Supir : “Wah, lagi ga punya duit sekarang, memang berapa?”
Kondektur : Anjing pelit banget kamu sih, dua puluh ribu aja tuh!”
Supir : “Nyet, kalau saya ga punya uang gimana?
Kondektur : Ya udah lah pelit benar sih kamu..”
Tuturan kondektur dan supir di atas kurang enak didengar dan mengandung celaan getir. Tuturan kondektur dan supir tersebut melanggar Maksim Penerimaan. Pada tuturan di atas justru meminimalkan kerugian bagi diri sendiri, dan memaksimalkan keuntungan diri sendiri. Tuturan tersebut dikategorikan tuturan yang TIDAK SANTUN.

No Data : 04
Hari/Tanggal : Mei 2012
Tempat : Terminal………
Supir : “Andri, Ekstra Jos sama rokoknya sebungkus!”
Pedagang Asongan : “Ini mas, jadi tujuh ribu lima ratus”.
Supir : “Alah…bayar mah gampang, yang penting barangnya dulu aja!”
Pedagang Asongan : “Sekarang aja mas, saya sekarang belum ada pemasukkan”.
Supir : “Anjing lu, kaya saya ga biasa aja!”   

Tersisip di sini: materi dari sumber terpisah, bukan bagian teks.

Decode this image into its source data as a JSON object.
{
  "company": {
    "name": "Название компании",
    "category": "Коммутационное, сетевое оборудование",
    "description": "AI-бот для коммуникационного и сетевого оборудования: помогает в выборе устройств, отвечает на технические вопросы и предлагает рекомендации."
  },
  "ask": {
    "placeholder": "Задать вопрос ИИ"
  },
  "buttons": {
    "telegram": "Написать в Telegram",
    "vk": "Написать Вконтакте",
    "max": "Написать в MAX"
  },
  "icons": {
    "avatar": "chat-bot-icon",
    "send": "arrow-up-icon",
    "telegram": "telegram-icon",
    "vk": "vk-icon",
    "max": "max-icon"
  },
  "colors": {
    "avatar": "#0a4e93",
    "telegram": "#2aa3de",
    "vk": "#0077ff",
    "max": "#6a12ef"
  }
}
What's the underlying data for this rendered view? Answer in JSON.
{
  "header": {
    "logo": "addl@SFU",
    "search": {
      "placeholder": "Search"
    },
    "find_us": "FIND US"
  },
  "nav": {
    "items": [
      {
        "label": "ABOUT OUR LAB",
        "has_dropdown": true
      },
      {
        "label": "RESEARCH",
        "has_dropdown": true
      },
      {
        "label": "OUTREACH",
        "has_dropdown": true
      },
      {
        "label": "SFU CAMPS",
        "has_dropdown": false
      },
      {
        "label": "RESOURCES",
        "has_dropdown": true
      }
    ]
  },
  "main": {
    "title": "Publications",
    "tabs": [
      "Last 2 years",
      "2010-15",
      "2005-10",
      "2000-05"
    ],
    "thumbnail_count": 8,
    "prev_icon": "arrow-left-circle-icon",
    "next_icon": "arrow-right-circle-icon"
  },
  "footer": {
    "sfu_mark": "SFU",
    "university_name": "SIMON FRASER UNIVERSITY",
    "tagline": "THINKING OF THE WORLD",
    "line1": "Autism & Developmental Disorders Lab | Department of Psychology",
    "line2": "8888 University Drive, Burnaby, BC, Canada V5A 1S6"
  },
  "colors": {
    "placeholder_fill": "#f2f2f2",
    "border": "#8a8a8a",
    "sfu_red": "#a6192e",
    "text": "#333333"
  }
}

            Tuturan antara supir dan kondektur di atas menyakiti hati dan mengandung celaan getir. Sasaran ujaran tersebut mengarah kepada perbuatan. Seharusnya supir saat meminta barang dagangan pedagang asongan ia langsung membayarnya.          Tuturan ini termasuk ke dalam Pelanggaran Prinsip Kesopanan dengan Maksim Penerimaan, karena peserta tindak tutur telah meminimalkan kerugian bagi diri sendiri, dan memaksimalkan keuntungan diri sendiri. Tuturan tersebut dikategorikan tuturan yang TIDAK SANTUN.

3.        Pelanggaran Maksim Kemurahan
Ketika penghinaan dan pelecehan dituturkan, maka tuturannya masuk dalam tuturan yang melanggar maksim kemurahan. Dikatakan demikian, karena maksim kemurahan menuntut peserta pertuturan untuk selalu mengurangi cacian pada orang lain dan menambahi pujian pada orang lain. Seperti tuturan berikut ini:

No Data : 05
Hari/Tanggal : Mei 2012
Tempat : Terminal………
Kondektur : “Bang, bajunya bagus deh!”
Calo : Ya, iya mahal guwe belinya”.
Kondektur : “Hebat…hebat beli dimana bang?”
Calo : “Alah….lu ga akan mampu, emang kenapa mau lu nyet?”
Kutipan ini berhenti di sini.